Cash grain markets found strength as futures prices were down on the week. Both spot and corn bean basis levels posted impressive gains, advancing 5 and 3 cents a bushel, respectively, on the week.
Corn found strength from slow farmer sales as harvest wrapped up as well as underlying demand. Ethanol plants as a group were up 7 cents a bushel with 10 cent gains fairly typical as plants push well above harvest lows. Production at ethanol plants for the week were above last week's marketing year high coming in at 970,000 barrels per day and sets the year-to-date total at 4% above last year. At river terminals, barge rates fell sharply on the week helping improve basis levels at river markets.

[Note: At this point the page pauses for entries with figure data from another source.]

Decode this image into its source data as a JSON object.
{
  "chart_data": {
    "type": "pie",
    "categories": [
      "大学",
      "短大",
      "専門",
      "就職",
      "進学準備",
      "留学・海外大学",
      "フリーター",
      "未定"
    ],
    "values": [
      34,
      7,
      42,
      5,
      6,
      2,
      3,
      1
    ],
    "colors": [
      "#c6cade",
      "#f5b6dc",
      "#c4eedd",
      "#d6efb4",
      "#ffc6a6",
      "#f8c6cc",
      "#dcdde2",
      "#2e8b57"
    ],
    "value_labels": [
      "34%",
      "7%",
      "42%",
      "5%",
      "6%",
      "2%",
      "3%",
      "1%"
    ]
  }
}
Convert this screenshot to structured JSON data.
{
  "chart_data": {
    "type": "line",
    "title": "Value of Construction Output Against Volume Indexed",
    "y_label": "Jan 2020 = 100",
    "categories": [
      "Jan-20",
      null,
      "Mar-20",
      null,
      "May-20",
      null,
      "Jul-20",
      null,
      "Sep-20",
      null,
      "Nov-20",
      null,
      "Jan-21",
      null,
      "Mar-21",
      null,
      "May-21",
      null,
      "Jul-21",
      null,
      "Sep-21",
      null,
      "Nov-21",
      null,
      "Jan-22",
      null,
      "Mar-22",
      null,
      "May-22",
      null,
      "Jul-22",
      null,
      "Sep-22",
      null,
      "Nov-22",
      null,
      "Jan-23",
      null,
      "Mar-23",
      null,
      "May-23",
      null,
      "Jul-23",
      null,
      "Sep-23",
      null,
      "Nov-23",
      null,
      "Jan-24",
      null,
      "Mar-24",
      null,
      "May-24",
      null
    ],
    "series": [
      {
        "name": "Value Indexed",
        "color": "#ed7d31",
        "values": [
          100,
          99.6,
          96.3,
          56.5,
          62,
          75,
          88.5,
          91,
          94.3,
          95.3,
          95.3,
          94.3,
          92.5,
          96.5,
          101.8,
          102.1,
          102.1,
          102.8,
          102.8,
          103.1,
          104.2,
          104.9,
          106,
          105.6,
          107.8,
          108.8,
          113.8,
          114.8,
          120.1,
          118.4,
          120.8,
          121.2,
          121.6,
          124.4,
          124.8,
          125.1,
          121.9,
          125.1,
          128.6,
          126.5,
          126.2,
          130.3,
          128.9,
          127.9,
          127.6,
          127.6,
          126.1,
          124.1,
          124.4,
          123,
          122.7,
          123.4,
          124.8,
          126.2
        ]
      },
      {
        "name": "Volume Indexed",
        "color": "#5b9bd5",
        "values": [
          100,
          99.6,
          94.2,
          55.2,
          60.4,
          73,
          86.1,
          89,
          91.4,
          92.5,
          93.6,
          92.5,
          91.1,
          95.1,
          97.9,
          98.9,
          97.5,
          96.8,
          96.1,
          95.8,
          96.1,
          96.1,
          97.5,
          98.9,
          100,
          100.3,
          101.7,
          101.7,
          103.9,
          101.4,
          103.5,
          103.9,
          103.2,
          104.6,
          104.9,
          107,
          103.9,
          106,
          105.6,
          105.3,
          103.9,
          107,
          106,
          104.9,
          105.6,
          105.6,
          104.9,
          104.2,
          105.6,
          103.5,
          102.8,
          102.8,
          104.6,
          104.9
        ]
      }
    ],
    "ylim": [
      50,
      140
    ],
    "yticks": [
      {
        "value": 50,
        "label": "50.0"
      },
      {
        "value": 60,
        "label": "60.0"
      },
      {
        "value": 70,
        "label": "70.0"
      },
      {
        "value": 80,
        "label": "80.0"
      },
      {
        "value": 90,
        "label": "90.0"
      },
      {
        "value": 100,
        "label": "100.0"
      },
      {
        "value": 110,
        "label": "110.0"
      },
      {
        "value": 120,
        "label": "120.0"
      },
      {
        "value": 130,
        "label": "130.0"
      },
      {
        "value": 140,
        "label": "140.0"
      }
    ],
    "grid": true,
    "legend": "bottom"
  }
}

For soybeans, basis levels mostly improved and the falling barge rates helped push basis levels higher there. However, soybean sales were on the light side of expectations with only 483,000 MT of new business as compared to expectations of 700,000 to 1,000,000 MT. For bean plants, basis levels were mostly flat but overall slightly improved with a 2-cent gain. Monthly NOPA crush for October was the strongest on record for soybean crushing, 7 million bushels above estimates.
Wheat showed relative strength closing 4 ½ cents higher for the week ending Thursday, November 20th. Corn declined 4 ½ cents and soybeans fell 27 ¼ cents during the same time period. Technically, corn and soybeans are below the trend line that supported the rally which started in the beginning of October. Those trend lines, which once were support, could now serve as resistance to prices if they push higher from here. Technically speaking, wheat looks the strongest the 100 day moving average and previous high set on October 30th acted as strong support during Thursday's day session. Harvest pace is 89% complete for corn and 95% complete for soybeans.
This week's grain inspections set a record with all major export regions reaching 3.69 million metric tons, nearly 34 percent above the three year average for this week. Soybeans made up most of the inspections showing 3,113,311 metric tons well above the analyst guesses of 2-2.3 million metric tons. Wheat and corn inspections both fell short of expectations reporting only 139,351 and 401,116 metric tons respectively.
NOPA crush numbers also showed strong demand reporting that October crush increased 58% month over month bringing crush to the largest on record for October. Despite these strong demand numbers out early this week soybeans suffered following Monday's trade session. Traders seemed to look at these demand numbers as an explanation for prices rising over $10.80 last week than for a reason to push prices into new highs. As harvest wraps up and the short term tightness in the soybean and soybean meal pipeline begins to soften attention will start to shift toward south America which has not shown any significant reason for crop concerns. Export sales later in the week also didn't support the story of strong demand with bookings only reaching 483,000 metric tons, well below the analyst expectations for nearly 700,000-1,000,000 metric tons.
Corn demand continues show signs of life this week despite the weak export inspections on Monday. Ethanol production, which was released on Wednesday, increased 24,000 barrels per day over last week bringing production to a marketing year high for ethanol. Export sales on Thursday also supported the demand story for corn with 908,000 metric tons booked which was up 80% from last week. Wheat export sales also were relatively positive booking 361,700 metric tons which was within analyst expectations.